Dans exactement 39 semaines, s’ouvriront les Jeux de Paris 2024 et l’entrée en lice des équipes de France championnes olympiques en titre. Avec les 50 nuances de Jeux, nous désirons vous faire revivre, chaque semaine, les épopées de l’équipe de France au travers de huit olympiades, de Barcelone 92 avec la première médaille décrochée par les Bronzés de Daniel Costantini, jusqu’à Tokyo où les deux collectifs se sont parés d’or. Des histoires singulières, des anecdotes, des portraits, des coups d’arrêts aussi où pendant trois éditions (1996, 2000 et 2004), le handball français rongeait son frein pour mieux briller à Pékin et à Tokyo, en passant par Londres et Rio. Quatorzième épisode avec « Luka et la main d’or ».

TOKYO 2021 – HOMMES

Luka et la main d’or

Ils ont ce match en mains, un ascendant, une emprise. A l’amorce de la seconde période, les Bleus comptent six buts d’avance, encore quatre à quatorze minutes d’une absolution dorée. Mikkel Hansen sonne alors la rébellion. Le Danemark recolle à un but et chaque ballon devient alors plus lourd, soudainement moite. La dernière minute est maintenant entamée. Toujours cette avance d’un but, le cuir dans les mains de Nikola Karabatic qui le laisse échapper. Mads Mensah hérite du présent. Nicolaj Jacobsen ordonne un temps-mort à trente et une secondes du terme et décide de manier l’audace. « Ils jouent à sept contre six alors qu’ils ne l’ont quasiment pas fait au long du tournoi ni dans cette finale », remarque Luka Karabatic. La base arrière est composée de Mikkel Hansen, Morten Olsen et Mathias Gidsel, le MVP de la compétition. Ces trois-là ont inscrit six des sept derniers buts. Henrik Toft Hansen et Magnus Saugstrup se placent à six mètres. L’enclenchement est connu de tous, les possibilités sont infinies. Les Français semblent pourtant parés. Les frères Karabatic et Ludovic Fabregas imposent leur stature. « Sauf, raconte Luka Karabatic, que Ludo décide de sortir un peu de sa zone pour perturber Gitsel. Je vois ça, et je m’adapte aussitôt, me cale par rapport à lui, je me rééquilibre et je change mon placement. Gitsel entrevoit un espace. J’essaie de le piéger. »

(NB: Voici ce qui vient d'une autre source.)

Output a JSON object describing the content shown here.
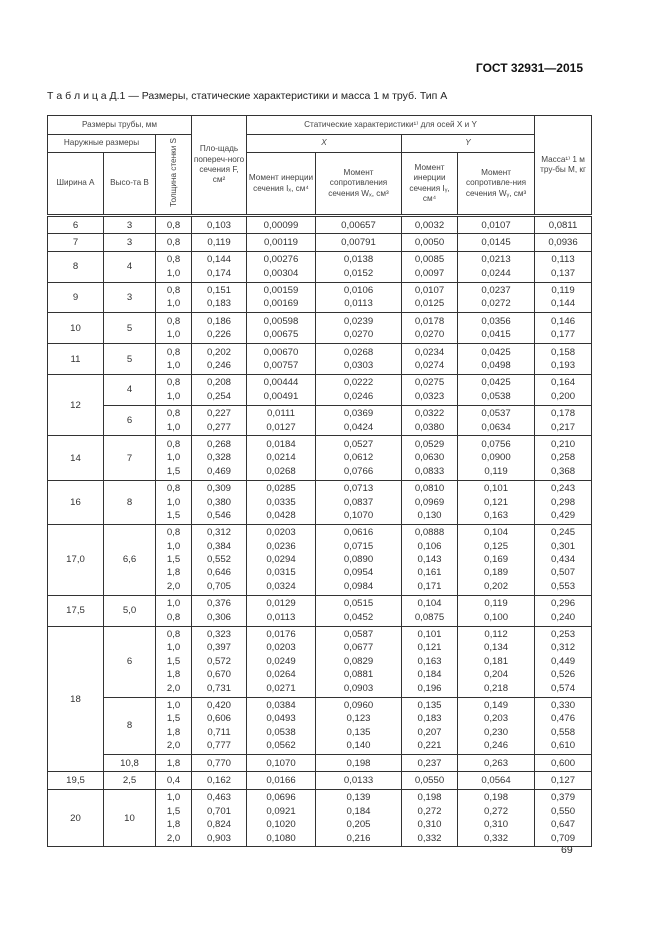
{
  "header": {
    "standard": "ГОСТ 32931—2015"
  },
  "caption": "Т а б л и ц а Д.1 — Размеры, статические характеристики и масса 1 м труб. Тип А",
  "page_number": "69",
  "table": {
    "h_dims": "Размеры трубы, мм",
    "h_outer": "Наружные размеры",
    "h_width": "Ширина A",
    "h_height": "Высо-та B",
    "h_wall": "Толщина стенки S",
    "h_area": "Пло-щадь попереч-ного сечения F, см²",
    "h_static": "Статические характеристики¹⁾ для осей X и Y",
    "h_x": "X",
    "h_y": "Y",
    "h_ix": "Момент инерции сечения Iₓ, см⁴",
    "h_wx": "Момент сопротивления сечения Wₓ, см³",
    "h_iy": "Момент инерции сечения Iᵧ, см⁴",
    "h_wy": "Момент сопротивле-ния сечения Wᵧ, см³",
    "h_mass": "Масса¹⁾ 1 м тру-бы M, кг",
    "groups": [
      {
        "A": "6",
        "subs": [
          {
            "B": "3",
            "rows": [
              [
                "0,8",
                "0,103",
                "0,00099",
                "0,00657",
                "0,0032",
                "0,0107",
                "0,0811"
              ]
            ]
          }
        ]
      },
      {
        "A": "7",
        "subs": [
          {
            "B": "3",
            "rows": [
              [
                "0,8",
                "0,119",
                "0,00119",
                "0,00791",
                "0,0050",
                "0,0145",
                "0,0936"
              ]
            ]
          }
        ]
      },
      {
        "A": "8",
        "subs": [
          {
            "B": "4",
            "rows": [
              [
                "0,8",
                "0,144",
                "0,00276",
                "0,0138",
                "0,0085",
                "0,0213",
                "0,113"
              ],
              [
                "1,0",
                "0,174",
                "0,00304",
                "0,0152",
                "0,0097",
                "0,0244",
                "0,137"
              ]
            ]
          }
        ]
      },
      {
        "A": "9",
        "subs": [
          {
            "B": "3",
            "rows": [
              [
                "0,8",
                "0,151",
                "0,00159",
                "0,0106",
                "0,0107",
                "0,0237",
                "0,119"
              ],
              [
                "1,0",
                "0,183",
                "0,00169",
                "0,0113",
                "0,0125",
                "0,0272",
                "0,144"
              ]
            ]
          }
        ]
      },
      {
        "A": "10",
        "subs": [
          {
            "B": "5",
            "rows": [
              [
                "0,8",
                "0,186",
                "0,00598",
                "0,0239",
                "0,0178",
                "0,0356",
                "0,146"
              ],
              [
                "1,0",
                "0,226",
                "0,00675",
                "0,0270",
                "0,0270",
                "0,0415",
                "0,177"
              ]
            ]
          }
        ]
      },
      {
        "A": "11",
        "subs": [
          {
            "B": "5",
            "rows": [
              [
                "0,8",
                "0,202",
                "0,00670",
                "0,0268",
                "0,0234",
                "0,0425",
                "0,158"
              ],
              [
                "1,0",
                "0,246",
                "0,00757",
                "0,0303",
                "0,0274",
                "0,0498",
                "0,193"
              ]
            ]
          }
        ]
      },
      {
        "A": "12",
        "subs": [
          {
            "B": "4",
            "rows": [
              [
                "0,8",
                "0,208",
                "0,00444",
                "0,0222",
                "0,0275",
                "0,0425",
                "0,164"
              ],
              [
                "1,0",
                "0,254",
                "0,00491",
                "0,0246",
                "0,0323",
                "0,0538",
                "0,200"
              ]
            ]
          },
          {
            "B": "6",
            "rows": [
              [
                "0,8",
                "0,227",
                "0,0111",
                "0,0369",
                "0,0322",
                "0,0537",
                "0,178"
              ],
              [
                "1,0",
                "0,277",
                "0,0127",
                "0,0424",
                "0,0380",
                "0,0634",
                "0,217"
              ]
            ]
          }
        ]
      },
      {
        "A": "14",
        "subs": [
          {
            "B": "7",
            "rows": [
              [
                "0,8",
                "0,268",
                "0,0184",
                "0,0527",
                "0,0529",
                "0,0756",
                "0,210"
              ],
              [
                "1,0",
                "0,328",
                "0,0214",
                "0,0612",
                "0,0630",
                "0,0900",
                "0,258"
              ],
              [
                "1,5",
                "0,469",
                "0,0268",
                "0,0766",
                "0,0833",
                "0,119",
                "0,368"
              ]
            ]
          }
        ]
      },
      {
        "A": "16",
        "subs": [
          {
            "B": "8",
            "rows": [
              [
                "0,8",
                "0,309",
                "0,0285",
                "0,0713",
                "0,0810",
                "0,101",
                "0,243"
              ],
              [
                "1,0",
                "0,380",
                "0,0335",
                "0,0837",
                "0,0969",
                "0,121",
                "0,298"
              ],
              [
                "1,5",
                "0,546",
                "0,0428",
                "0,1070",
                "0,130",
                "0,163",
                "0,429"
              ]
            ]
          }
        ]
      },
      {
        "A": "17,0",
        "subs": [
          {
            "B": "6,6",
            "rows": [
              [
                "0,8",
                "0,312",
                "0,0203",
                "0,0616",
                "0,0888",
                "0,104",
                "0,245"
              ],
              [
                "1,0",
                "0,384",
                "0,0236",
                "0,0715",
                "0,106",
                "0,125",
                "0,301"
              ],
              [
                "1,5",
                "0,552",
                "0,0294",
                "0,0890",
                "0,143",
                "0,169",
                "0,434"
              ],
              [
                "1,8",
                "0,646",
                "0,0315",
                "0,0954",
                "0,161",
                "0,189",
                "0,507"
              ],
              [
                "2,0",
                "0,705",
                "0,0324",
                "0,0984",
                "0,171",
                "0,202",
                "0,553"
              ]
            ]
          }
        ]
      },
      {
        "A": "17,5",
        "subs": [
          {
            "B": "5,0",
            "rows": [
              [
                "1,0",
                "0,376",
                "0,0129",
                "0,0515",
                "0,104",
                "0,119",
                "0,296"
              ],
              [
                "0,8",
                "0,306",
                "0,0113",
                "0,0452",
                "0,0875",
                "0,100",
                "0,240"
              ]
            ]
          }
        ]
      },
      {
        "A": "18",
        "subs": [
          {
            "B": "6",
            "rows": [
              [
                "0,8",
                "0,323",
                "0,0176",
                "0,0587",
                "0,101",
                "0,112",
                "0,253"
              ],
              [
                "1,0",
                "0,397",
                "0,0203",
                "0,0677",
                "0,121",
                "0,134",
                "0,312"
              ],
              [
                "1,5",
                "0,572",
                "0,0249",
                "0,0829",
                "0,163",
                "0,181",
                "0,449"
              ],
              [
                "1,8",
                "0,670",
                "0,0264",
                "0,0881",
                "0,184",
                "0,204",
                "0,526"
              ],
              [
                "2,0",
                "0,731",
                "0,0271",
                "0,0903",
                "0,196",
                "0,218",
                "0,574"
              ]
            ]
          },
          {
            "B": "8",
            "rows": [
              [
                "1,0",
                "0,420",
                "0,0384",
                "0,0960",
                "0,135",
                "0,149",
                "0,330"
              ],
              [
                "1,5",
                "0,606",
                "0,0493",
                "0,123",
                "0,183",
                "0,203",
                "0,476"
              ],
              [
                "1,8",
                "0,711",
                "0,0538",
                "0,135",
                "0,207",
                "0,230",
                "0,558"
              ],
              [
                "2,0",
                "0,777",
                "0,0562",
                "0,140",
                "0,221",
                "0,246",
                "0,610"
              ]
            ]
          },
          {
            "B": "10,8",
            "rows": [
              [
                "1,8",
                "0,770",
                "0,1070",
                "0,198",
                "0,237",
                "0,263",
                "0,600"
              ]
            ]
          }
        ]
      },
      {
        "A": "19,5",
        "subs": [
          {
            "B": "2,5",
            "rows": [
              [
                "0,4",
                "0,162",
                "0,0166",
                "0,0133",
                "0,0550",
                "0,0564",
                "0,127"
              ]
            ]
          }
        ]
      },
      {
        "A": "20",
        "subs": [
          {
            "B": "10",
            "rows": [
              [
                "1,0",
                "0,463",
                "0,0696",
                "0,139",
                "0,198",
                "0,198",
                "0,379"
              ],
              [
                "1,5",
                "0,701",
                "0,0921",
                "0,184",
                "0,272",
                "0,272",
                "0,550"
              ],
              [
                "1,8",
                "0,824",
                "0,1020",
                "0,205",
                "0,310",
                "0,310",
                "0,647"
              ],
              [
                "2,0",
                "0,903",
                "0,1080",
                "0,216",
                "0,332",
                "0,332",
                "0,709"
              ]
            ]
          }
        ]
      }
    ]
  }
}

Gitsel alerte Saugstrup. Mais Luka Karabatic est sur la trajectoire après avoir contourné le robuste pivot. Sa main gauche effleure le ballon. Il rebondit vers le grand champ, là où se trouve Ludovic Fabregas. Le Catalan s’en saisit, esquisse quelques dribbles et décoche dans le but vide. 25-23. La France est championne olympique. « Le moment est particulier et la sensation plutôt étrange, se souvient le cadet des Karabatic, parce que l’on tenait cette finale et que l’on s’est mis en situation de pouvoir tout perdre. Là, je me suis dit : allez, il reste une défense à faire, un geste qui peut tout changer. »

Il change tout, oui. Dans n’importe quel autre contexte, il aurait été qualifié, au mieux, d’anodin. Il est essentiel. Il relève de l’expérience, de la capacité d’adaptation, de l’aléa sans doute un peu. « Disons qu’il rajoute à la tragédie, rigole Luka Karabatic. On retient moins un acte défensif qu’un joli but ou une belle passe, peut-être celui-ci permettra-t-il de changer un peu les mentalités. » Un peu… Sans doute accaparés par l’intensité dramatique, les statisticiens ont accordé l’interception à Ludovic Fabregas. Non. C’était la main de Luka Karabatic. Un doigt peut-être. Une phalange. C’est toute l’ambiguïté de ce rôle de l’ombre, pourtant essentiel pour entrevoir la lumière.